The Information Commissioner's Office is responding to the lack data privacy awareness, encouraging organisations to be proactive in safeguarding the security of their data with new assessment tools and guidelines.

By Miya Knights, 11 Dec 2007 at 17:03

The Office of the Information Commissioner (ICO) has today launched a major new initiative designed to address a last of awareness of the importance of data privacy and encourage organisations to be proactive in dealing with its threats.
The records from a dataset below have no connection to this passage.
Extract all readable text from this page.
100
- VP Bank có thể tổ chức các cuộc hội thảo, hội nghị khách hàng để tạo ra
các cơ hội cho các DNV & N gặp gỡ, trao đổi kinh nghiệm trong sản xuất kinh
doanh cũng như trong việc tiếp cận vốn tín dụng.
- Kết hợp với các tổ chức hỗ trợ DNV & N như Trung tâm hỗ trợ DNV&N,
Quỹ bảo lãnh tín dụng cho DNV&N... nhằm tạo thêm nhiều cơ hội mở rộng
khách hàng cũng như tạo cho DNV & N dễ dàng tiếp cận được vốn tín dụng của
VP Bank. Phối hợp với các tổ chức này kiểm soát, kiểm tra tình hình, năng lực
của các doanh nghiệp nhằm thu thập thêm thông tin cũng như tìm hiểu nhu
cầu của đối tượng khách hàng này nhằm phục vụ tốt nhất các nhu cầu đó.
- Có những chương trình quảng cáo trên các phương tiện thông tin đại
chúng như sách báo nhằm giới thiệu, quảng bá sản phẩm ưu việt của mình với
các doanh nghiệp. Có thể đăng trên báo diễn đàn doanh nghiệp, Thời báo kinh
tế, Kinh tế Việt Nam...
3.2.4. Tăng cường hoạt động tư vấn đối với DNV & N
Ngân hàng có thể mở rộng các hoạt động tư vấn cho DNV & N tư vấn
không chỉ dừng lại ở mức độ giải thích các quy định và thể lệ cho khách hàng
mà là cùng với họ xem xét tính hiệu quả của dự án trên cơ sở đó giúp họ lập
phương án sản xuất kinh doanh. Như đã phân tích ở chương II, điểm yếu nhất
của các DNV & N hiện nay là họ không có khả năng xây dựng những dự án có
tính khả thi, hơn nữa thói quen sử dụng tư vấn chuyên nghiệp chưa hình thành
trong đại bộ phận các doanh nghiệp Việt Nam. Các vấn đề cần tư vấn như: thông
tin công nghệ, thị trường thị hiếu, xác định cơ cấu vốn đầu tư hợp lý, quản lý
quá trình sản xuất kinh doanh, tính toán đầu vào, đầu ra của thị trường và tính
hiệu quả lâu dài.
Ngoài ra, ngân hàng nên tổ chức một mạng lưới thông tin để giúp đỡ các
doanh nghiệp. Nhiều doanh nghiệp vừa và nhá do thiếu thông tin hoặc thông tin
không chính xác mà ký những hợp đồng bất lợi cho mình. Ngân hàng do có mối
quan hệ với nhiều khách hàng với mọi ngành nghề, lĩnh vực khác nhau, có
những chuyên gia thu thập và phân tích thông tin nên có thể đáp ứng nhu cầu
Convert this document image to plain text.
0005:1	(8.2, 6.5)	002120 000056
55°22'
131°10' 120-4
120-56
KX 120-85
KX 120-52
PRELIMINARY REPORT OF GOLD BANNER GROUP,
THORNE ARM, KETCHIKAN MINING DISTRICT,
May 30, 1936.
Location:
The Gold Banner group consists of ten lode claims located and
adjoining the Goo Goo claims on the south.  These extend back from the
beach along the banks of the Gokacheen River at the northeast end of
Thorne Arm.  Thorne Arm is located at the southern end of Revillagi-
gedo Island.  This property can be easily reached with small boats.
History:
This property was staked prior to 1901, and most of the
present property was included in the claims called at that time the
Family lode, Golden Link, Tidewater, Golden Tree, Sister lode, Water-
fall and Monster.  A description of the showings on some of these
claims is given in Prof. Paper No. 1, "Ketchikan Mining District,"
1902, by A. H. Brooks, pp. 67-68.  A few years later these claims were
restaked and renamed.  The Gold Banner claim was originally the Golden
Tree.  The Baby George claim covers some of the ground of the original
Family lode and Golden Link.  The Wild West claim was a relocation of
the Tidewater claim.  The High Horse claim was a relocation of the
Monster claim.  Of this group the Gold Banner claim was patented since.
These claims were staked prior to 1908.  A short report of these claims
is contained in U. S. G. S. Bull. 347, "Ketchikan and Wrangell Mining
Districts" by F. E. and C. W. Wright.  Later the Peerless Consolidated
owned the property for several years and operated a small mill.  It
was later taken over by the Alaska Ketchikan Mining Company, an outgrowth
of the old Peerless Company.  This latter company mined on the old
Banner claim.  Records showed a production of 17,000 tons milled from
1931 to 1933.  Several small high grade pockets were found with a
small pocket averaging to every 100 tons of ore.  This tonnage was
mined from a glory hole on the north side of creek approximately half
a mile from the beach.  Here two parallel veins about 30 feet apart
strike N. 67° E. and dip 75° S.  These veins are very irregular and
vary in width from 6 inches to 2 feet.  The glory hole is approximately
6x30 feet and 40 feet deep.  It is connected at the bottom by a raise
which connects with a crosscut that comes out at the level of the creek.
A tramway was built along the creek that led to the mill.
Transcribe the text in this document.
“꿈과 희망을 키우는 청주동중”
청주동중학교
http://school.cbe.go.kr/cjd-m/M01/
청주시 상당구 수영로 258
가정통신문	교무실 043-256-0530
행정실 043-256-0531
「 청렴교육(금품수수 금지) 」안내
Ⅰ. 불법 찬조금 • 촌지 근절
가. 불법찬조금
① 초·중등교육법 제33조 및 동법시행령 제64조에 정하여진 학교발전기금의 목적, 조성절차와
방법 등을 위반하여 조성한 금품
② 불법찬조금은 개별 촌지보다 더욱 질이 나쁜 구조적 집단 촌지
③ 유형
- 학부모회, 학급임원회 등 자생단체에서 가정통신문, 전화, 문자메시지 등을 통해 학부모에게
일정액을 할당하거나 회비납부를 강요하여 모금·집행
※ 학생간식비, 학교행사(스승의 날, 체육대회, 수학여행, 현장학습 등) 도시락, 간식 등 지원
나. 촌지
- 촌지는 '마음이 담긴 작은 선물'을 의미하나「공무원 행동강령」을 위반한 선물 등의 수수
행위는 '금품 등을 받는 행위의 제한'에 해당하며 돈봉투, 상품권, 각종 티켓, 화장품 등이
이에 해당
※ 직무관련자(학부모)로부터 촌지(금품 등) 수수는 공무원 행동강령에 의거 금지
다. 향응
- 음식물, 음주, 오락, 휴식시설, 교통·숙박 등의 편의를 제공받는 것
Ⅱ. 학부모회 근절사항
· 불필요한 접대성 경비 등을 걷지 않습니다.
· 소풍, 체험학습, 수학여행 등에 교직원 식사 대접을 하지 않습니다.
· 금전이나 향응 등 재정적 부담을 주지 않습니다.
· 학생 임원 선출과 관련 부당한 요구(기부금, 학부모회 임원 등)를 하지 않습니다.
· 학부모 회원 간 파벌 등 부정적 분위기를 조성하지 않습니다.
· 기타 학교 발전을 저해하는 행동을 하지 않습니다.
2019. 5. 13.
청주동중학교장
A new privacy impact assessment (PIA) framework and guidebook have been launched at an ICO 'Surveillance Society' event held in Manchester today, designed to equip executives and managers with a way of discerning where potential privacy risks and vulnerabilities lie, as well as potential holes in compliance.

PIAs have come out of qualitative research involving focus groups from around the UK that showed a lack awareness of Data Protection Act (DPA) and related regulatory issues.

Sixty per cent of the 12 discussion groups questioned said they felt they had lost control over the way their personal details are collected and processed, but very few knew what the ICO existed to do, much as less what the DPA was.

Oliver Murphy, managing director of Diagnostics Social & Market Research, presented the research findings and said: "Overall we found people were relatively complacent about the privacy of their data, but incidents like the loss of the HMRC's [Her Majesty's Revenue and Customs] child benefit data disks has certainly helped raised the profile", although he also stressed the research was carried out before disks were lost.

As a result, PIAs are being voluntarily introduced to encourage organisations to help consider and safeguard against the impact on individuals' privacy before developing new IT systems or IT-based products and services.

Launching new guidelines (which are accessible via the ICO website) on PIAs at a conference on the 'surveillance society' in Manchester today, the watchdog will say that the breach at HM Revenue and Customs was a watershed and will call for organisations to implement new safeguards to help protect individuals' privacy.

Jonathan Bamford, assistant ICO commissioner told IT PRO that the concept of PIAs had been introduced voluntarily or through regulation in other countries and had been successful in raising data privacy concerns on an enterprise and individual, consumer level.

"The keyword here is systematic," he said. "The handbook contains breaks the PIA process down and allows companies to refer to only the parts that affect them, as well as regulation in addition to the DPA that they might need to consider."

The ICO will look for feedback from early adopters of the PIA scheme, which it said could help prove compliance efforts, while it will also look to launch a user group in the coming months if the level of PIA take-up is sufficient.